As pernas articuladas permitem superar irregularidades, enquanto as rodas aumentam a velocidade nos trechos mais planos.

Dessa forma, a máquina tenta reunir duas características normalmente encontradas em equipamentos diferentes: a mobilidade de um robô com pernas e a eficiência de um veículo sobre rodas.

Para transportar frutas, existe ainda outro desafio. O movimento precisa ser relativamente estável para evitar quedas ou danos às uvas.

Robôs menores ganham espaço no campo

Cão-robô transporta caixa de uvas em vinhedo de Turpan, na China
Foto: Deep Robotics

A experiência chinesa mostra uma frente diferente da mecanização agrícola.
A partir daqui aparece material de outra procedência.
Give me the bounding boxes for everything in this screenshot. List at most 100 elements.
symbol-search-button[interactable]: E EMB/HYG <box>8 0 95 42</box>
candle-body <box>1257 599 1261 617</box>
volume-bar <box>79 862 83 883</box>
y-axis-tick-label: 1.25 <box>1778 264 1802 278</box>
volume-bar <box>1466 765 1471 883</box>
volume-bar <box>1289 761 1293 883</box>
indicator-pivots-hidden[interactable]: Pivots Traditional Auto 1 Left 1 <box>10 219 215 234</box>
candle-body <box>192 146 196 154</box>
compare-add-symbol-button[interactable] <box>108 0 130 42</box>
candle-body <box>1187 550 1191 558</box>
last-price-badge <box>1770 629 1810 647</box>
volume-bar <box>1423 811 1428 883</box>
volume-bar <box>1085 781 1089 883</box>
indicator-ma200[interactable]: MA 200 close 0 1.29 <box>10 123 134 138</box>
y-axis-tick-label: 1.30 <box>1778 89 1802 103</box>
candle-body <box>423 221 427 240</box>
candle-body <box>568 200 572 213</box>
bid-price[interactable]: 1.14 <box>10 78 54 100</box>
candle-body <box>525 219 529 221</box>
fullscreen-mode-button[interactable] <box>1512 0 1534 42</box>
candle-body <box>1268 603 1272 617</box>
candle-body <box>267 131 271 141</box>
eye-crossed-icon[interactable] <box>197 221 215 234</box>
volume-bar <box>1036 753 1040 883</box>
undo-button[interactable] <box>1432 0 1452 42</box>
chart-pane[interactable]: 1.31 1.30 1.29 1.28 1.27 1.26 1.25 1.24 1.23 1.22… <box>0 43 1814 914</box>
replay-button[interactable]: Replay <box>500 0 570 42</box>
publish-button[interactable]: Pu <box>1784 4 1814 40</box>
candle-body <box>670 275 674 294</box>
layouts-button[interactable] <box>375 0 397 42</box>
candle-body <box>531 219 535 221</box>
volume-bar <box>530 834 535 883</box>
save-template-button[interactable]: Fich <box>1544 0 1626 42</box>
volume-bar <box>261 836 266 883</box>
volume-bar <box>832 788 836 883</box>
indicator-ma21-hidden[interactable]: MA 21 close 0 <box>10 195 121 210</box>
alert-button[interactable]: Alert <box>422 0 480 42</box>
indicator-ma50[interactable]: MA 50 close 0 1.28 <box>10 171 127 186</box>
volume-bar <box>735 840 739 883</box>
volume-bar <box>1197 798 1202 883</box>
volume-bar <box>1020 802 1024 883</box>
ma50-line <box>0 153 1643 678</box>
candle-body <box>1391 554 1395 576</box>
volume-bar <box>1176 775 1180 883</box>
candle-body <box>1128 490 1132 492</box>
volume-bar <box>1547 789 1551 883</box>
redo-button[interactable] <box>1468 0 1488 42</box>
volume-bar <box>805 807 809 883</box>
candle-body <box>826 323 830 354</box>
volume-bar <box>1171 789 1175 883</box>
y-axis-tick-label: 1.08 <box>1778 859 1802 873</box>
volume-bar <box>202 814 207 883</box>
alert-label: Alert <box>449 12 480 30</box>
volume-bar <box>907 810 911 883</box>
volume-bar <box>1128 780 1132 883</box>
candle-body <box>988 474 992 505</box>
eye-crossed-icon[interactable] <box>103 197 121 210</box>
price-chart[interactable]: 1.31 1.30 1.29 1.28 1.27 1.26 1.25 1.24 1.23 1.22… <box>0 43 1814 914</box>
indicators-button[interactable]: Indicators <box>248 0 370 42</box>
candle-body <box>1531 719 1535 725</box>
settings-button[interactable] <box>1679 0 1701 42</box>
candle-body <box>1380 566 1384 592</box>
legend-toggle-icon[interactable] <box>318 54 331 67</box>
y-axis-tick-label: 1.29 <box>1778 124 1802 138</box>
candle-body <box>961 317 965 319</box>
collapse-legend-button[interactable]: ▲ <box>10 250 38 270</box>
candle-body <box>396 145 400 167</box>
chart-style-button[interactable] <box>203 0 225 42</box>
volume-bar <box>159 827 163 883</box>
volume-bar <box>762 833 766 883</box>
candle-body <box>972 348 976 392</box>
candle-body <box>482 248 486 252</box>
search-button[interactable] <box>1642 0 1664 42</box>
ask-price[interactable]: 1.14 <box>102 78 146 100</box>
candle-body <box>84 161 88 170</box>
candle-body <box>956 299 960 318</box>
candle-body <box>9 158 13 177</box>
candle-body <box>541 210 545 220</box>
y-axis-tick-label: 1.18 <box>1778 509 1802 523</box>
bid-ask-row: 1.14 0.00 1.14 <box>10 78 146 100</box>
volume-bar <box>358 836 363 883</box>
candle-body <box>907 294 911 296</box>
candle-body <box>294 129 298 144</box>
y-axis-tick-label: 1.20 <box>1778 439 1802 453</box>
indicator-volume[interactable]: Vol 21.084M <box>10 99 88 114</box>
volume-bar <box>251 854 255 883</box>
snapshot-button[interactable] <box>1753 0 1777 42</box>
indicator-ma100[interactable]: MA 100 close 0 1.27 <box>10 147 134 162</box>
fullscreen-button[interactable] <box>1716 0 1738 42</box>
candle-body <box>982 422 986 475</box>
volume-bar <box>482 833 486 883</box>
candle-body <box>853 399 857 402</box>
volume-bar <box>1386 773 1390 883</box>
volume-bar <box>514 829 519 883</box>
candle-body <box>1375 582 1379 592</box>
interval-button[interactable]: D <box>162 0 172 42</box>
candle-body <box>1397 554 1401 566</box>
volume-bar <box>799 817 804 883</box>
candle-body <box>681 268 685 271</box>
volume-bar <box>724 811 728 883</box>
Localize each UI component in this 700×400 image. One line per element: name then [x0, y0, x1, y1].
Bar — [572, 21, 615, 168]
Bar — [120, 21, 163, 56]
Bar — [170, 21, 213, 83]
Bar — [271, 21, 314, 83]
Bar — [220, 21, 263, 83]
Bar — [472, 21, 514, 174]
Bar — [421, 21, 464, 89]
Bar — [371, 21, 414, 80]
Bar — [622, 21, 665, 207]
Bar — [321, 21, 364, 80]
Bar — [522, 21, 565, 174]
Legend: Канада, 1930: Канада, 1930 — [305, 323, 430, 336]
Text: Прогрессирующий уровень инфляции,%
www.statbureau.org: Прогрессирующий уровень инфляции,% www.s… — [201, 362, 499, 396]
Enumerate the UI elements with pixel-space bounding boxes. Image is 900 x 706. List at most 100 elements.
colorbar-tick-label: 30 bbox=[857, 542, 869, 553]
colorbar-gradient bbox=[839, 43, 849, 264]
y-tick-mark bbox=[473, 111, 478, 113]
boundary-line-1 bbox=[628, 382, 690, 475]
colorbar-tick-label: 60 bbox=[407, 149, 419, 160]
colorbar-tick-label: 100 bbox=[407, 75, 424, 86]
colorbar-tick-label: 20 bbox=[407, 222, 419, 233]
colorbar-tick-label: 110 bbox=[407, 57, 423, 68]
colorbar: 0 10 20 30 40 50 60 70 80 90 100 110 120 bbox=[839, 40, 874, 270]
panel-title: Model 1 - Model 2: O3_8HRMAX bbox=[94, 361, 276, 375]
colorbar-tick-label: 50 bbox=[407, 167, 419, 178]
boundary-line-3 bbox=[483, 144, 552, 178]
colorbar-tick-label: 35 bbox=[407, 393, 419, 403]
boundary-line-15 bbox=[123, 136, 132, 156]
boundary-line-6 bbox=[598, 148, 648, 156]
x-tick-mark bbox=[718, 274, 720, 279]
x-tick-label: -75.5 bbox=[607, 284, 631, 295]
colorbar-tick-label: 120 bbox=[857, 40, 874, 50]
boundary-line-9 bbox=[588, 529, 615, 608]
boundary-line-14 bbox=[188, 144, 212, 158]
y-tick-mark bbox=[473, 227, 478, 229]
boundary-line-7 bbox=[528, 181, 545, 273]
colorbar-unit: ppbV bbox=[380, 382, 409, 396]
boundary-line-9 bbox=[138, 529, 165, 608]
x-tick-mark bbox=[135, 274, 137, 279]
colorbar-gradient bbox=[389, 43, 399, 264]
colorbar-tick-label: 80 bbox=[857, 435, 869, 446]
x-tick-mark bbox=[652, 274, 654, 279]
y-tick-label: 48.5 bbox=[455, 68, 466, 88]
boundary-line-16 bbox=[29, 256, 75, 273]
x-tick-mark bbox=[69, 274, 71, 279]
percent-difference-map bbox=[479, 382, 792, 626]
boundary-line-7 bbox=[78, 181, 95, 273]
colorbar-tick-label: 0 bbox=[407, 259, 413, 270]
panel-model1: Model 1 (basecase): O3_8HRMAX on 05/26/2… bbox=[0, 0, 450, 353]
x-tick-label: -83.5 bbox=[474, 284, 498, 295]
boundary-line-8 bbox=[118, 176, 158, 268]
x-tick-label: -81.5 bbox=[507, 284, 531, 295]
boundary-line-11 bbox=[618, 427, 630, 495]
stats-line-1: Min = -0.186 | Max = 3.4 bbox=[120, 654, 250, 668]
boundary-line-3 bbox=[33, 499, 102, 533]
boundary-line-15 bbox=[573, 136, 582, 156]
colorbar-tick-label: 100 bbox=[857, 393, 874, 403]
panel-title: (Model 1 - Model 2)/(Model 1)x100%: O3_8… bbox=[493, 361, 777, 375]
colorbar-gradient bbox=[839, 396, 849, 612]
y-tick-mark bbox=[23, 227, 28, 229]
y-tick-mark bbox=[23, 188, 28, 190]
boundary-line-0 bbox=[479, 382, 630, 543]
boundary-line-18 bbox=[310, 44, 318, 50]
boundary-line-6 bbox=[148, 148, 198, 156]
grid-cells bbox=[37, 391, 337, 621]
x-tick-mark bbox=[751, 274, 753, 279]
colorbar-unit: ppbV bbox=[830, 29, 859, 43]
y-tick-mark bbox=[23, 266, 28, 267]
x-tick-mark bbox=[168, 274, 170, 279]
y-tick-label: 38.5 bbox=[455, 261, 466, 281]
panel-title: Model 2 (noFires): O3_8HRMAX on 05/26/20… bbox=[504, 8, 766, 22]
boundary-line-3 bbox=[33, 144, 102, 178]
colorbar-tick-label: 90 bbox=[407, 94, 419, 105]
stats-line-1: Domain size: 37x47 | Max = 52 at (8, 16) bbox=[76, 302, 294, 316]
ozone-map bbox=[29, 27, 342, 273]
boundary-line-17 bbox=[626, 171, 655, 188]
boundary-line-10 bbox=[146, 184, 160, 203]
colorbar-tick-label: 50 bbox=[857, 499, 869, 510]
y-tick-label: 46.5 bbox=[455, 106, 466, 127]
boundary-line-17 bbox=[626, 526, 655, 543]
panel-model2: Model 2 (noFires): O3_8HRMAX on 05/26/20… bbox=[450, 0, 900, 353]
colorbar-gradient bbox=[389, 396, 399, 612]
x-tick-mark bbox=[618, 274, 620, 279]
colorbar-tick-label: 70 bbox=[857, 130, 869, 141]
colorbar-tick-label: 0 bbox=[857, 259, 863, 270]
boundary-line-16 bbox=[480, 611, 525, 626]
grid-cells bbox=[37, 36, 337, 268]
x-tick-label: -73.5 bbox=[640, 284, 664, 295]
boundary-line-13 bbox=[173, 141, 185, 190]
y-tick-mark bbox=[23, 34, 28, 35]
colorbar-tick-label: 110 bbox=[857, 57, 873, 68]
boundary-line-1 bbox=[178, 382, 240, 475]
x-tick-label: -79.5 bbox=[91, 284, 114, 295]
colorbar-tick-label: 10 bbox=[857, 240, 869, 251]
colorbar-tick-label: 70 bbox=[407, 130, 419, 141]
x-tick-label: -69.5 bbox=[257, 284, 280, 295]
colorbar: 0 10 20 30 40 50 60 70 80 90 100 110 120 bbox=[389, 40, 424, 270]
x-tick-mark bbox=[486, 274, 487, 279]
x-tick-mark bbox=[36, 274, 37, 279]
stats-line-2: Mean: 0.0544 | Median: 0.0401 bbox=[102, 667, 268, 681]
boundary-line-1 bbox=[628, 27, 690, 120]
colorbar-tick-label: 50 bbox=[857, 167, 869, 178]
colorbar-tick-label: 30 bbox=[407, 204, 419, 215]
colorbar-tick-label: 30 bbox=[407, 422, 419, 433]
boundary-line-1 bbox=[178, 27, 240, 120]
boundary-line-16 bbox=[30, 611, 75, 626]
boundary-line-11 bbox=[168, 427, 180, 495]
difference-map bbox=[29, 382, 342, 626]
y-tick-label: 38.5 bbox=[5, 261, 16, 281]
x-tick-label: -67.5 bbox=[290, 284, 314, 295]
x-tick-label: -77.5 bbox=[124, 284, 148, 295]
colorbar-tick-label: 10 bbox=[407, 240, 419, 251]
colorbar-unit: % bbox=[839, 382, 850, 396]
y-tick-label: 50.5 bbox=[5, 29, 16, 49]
Durante décadas, boa parte da inovação no campo esteve associada a tratores, colheitadeiras e pulverizadores cada vez maiores. Agora, porém, começam a surgir máquinas menores e capazes de executar tarefas específicas.

Robôs quadrúpedes podem entrar justamente onde equipamentos convencionais encontram limitações.

Além do transporte da produção, a DEEP Robotics aponta possibilidades como movimentação de materiais de irrigação e coleta de dados da lavoura.

Plantação de uvas em vinhedo de Turpan, na China
Foto: Deep Robotics

Ainda assim, o projeto de Turpan não significa que os trabalhadores deixaram de participar da colheita. São eles que continuam selecionando e retirando os cachos das plantas.

A mudança acontece depois.

Quando a caixa fica cheia, parte do trabalho pesado deixa as costas do trabalhador e passa para as quatro patas do robô.